蘇棄迅速去船艙之中取下兩張大弓和兩筒箭,遞給林渺一份,道:“你的!”
林渺接了過來,掛在身上,笑著向船上的白泉喊道:“阿泉,拿槍來!”
白泉一聽,忙將兩杆槍拋了過來,林渺和蘇棄各執一杆,道:“好了,我們去前麵看看吧!”
“要不要把這匹馬騎過去?那樣會快一些!”楊叔建議道。
林渺望了望蘇棄,同時步向那匹僅剩的戰馬。
密林之中極為陰暗,不僅如此,而且荊棘處處,幾乎是無路可尋。

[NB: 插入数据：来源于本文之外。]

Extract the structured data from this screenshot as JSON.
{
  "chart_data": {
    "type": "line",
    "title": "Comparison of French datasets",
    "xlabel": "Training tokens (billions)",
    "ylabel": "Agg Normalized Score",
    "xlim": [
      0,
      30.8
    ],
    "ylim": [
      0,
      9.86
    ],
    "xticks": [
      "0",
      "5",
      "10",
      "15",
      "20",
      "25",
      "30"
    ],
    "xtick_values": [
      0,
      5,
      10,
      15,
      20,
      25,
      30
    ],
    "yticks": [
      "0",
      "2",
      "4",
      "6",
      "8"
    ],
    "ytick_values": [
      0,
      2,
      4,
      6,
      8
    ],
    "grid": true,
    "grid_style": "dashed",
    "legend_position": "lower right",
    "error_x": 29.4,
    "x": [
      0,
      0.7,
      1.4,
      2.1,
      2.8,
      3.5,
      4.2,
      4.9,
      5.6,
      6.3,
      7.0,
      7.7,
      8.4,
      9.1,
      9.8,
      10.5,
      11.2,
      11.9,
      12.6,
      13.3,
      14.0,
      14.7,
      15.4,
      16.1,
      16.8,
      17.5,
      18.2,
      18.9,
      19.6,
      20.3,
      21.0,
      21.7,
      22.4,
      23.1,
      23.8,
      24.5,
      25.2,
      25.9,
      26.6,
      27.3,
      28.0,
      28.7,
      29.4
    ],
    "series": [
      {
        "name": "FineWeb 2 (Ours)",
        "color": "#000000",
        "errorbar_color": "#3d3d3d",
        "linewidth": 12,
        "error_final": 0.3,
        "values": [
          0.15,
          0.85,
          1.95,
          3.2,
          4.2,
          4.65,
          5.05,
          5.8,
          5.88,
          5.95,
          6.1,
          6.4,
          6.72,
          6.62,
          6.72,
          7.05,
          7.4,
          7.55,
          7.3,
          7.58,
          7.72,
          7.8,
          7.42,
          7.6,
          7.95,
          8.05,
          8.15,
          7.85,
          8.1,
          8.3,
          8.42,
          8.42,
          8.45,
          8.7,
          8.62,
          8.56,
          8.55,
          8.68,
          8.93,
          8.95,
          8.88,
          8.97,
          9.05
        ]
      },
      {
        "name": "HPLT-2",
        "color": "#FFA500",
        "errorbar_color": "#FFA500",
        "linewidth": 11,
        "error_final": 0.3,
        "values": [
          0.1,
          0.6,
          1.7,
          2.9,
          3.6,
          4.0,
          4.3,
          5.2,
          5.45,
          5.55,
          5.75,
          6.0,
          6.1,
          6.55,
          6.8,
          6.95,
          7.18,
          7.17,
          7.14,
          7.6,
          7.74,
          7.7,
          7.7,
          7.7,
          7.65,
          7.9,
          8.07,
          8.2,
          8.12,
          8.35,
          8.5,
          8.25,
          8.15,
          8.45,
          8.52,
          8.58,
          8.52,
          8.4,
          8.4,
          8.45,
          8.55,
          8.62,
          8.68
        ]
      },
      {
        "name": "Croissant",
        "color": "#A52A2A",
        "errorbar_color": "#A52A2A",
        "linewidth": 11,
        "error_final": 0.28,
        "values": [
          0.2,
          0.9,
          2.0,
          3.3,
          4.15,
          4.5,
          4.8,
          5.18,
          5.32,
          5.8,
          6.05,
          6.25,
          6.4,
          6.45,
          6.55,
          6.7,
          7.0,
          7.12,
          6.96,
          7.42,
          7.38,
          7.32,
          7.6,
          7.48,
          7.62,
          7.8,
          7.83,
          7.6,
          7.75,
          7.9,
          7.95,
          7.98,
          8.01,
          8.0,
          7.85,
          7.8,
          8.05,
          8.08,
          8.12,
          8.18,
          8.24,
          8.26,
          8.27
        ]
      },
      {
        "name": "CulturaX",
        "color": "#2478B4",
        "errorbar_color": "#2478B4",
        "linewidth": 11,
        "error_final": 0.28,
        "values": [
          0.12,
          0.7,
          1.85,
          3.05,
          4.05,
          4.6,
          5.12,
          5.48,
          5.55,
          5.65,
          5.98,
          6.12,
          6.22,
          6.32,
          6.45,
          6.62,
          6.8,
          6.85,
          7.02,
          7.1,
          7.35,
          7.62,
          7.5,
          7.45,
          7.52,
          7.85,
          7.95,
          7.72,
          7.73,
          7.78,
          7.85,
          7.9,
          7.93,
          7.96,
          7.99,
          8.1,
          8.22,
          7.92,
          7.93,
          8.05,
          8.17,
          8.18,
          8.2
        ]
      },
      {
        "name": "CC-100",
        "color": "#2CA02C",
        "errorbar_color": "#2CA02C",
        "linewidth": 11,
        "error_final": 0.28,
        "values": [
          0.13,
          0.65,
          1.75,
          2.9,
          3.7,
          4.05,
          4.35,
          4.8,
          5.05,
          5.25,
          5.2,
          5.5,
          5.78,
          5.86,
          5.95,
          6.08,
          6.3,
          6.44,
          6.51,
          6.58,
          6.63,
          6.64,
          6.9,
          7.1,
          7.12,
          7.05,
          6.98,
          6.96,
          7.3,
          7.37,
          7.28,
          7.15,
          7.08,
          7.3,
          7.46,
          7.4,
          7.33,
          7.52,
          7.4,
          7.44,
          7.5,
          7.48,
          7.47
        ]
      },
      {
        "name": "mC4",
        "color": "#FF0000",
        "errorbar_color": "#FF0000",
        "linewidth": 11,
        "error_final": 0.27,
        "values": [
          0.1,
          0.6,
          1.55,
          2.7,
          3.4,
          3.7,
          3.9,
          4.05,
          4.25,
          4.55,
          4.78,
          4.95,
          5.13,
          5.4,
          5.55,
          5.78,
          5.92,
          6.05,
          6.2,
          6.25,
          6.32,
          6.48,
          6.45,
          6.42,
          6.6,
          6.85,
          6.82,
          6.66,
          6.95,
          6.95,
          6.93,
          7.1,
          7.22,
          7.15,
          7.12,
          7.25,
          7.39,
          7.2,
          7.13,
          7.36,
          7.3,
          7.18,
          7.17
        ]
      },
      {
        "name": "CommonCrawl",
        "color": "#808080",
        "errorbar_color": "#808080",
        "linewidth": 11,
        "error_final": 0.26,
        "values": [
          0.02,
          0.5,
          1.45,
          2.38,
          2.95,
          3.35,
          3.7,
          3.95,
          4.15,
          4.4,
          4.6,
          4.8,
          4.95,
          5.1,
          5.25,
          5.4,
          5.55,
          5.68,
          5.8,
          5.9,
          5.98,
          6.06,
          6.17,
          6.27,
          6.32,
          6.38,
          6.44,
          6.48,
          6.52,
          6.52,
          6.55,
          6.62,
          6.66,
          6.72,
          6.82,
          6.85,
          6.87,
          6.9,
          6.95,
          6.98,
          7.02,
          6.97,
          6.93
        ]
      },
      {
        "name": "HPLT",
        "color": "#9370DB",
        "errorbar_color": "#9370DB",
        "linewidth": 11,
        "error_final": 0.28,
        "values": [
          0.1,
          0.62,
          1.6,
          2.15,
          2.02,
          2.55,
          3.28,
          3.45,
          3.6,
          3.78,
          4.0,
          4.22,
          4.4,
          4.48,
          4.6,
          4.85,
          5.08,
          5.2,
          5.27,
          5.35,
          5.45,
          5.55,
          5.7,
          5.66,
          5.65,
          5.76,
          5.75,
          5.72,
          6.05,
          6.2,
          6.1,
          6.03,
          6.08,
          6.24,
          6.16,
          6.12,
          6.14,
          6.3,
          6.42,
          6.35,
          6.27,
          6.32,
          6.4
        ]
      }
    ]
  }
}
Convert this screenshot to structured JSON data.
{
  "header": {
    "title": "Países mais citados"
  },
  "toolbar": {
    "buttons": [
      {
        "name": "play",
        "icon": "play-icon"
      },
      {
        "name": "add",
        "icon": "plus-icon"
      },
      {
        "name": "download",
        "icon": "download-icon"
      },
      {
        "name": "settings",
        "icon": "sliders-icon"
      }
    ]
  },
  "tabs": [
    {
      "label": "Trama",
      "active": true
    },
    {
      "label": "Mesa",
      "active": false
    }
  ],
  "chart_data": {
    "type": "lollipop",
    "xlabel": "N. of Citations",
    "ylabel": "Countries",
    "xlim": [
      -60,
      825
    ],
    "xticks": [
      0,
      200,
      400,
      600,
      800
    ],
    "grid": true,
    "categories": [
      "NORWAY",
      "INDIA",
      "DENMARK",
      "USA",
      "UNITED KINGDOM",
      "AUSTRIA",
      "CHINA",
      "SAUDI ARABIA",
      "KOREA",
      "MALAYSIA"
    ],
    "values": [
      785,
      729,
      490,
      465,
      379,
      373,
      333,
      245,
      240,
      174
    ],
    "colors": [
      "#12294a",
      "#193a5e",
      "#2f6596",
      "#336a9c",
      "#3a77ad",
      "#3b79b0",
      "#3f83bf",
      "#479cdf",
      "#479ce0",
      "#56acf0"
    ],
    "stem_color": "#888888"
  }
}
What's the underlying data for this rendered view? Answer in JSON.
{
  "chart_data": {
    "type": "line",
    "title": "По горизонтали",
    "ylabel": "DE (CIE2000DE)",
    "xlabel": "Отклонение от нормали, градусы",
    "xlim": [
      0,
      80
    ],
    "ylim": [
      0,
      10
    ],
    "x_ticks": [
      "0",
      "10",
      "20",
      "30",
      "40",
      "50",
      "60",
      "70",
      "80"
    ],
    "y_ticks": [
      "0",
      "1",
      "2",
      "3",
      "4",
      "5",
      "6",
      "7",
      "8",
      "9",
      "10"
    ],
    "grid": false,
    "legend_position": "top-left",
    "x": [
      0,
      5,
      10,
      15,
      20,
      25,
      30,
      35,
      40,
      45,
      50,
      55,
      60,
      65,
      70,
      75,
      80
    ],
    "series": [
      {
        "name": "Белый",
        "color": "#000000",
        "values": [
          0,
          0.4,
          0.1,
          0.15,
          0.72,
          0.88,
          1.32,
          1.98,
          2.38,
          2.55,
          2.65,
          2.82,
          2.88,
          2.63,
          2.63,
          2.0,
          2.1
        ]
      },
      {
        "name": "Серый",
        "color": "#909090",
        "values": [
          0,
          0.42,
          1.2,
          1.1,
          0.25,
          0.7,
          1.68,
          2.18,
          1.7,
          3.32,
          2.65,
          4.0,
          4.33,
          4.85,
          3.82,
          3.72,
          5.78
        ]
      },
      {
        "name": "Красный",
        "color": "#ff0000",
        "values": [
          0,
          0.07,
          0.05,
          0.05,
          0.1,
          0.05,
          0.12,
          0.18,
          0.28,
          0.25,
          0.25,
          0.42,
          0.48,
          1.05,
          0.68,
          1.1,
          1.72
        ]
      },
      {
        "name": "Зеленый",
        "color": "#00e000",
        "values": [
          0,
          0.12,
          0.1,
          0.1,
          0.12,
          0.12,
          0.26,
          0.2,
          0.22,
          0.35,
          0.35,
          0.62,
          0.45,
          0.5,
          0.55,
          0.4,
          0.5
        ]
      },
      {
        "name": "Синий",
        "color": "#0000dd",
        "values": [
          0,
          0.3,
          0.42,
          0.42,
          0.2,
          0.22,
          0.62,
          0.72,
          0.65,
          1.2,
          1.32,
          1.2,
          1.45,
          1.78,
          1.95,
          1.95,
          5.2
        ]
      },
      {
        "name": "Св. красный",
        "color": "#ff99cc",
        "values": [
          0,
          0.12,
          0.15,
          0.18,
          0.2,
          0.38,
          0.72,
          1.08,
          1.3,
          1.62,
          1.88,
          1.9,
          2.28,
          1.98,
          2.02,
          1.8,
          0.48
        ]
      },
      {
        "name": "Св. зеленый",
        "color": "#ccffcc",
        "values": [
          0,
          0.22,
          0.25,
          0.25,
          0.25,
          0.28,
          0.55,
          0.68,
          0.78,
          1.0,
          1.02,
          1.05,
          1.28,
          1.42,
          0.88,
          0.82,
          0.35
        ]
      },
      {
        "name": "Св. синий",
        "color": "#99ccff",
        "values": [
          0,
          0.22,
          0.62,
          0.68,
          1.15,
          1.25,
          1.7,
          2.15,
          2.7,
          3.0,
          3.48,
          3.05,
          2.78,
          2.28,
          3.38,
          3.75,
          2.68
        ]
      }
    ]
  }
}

行了一段路,林渺都有些後悔騎馬來此了,現在不僅要下馬開路,還要不讓馬兒被荊棘劃傷。
蘇棄也無可奈何,這裏比他想象的還要麻煩,不僅荊棘叢生,還不時會有毒蛇出沒,防不勝防。
“這種路,想把船自這裏搬到安全的河邊去,隻怕還是在河邊造一艘船更省力一些!”蘇棄無可奈何地道。
林渺牽著馬,也無奈地道:“要是雲夢澤都像這裏一樣,當年高祖劉邦領十萬大軍來此,不死個七八萬能出去嗎?”
蘇棄不由得笑了,同時揮著刀斬開一條不寬的路,但是他身上單薄的衣衫仍被劃得極破。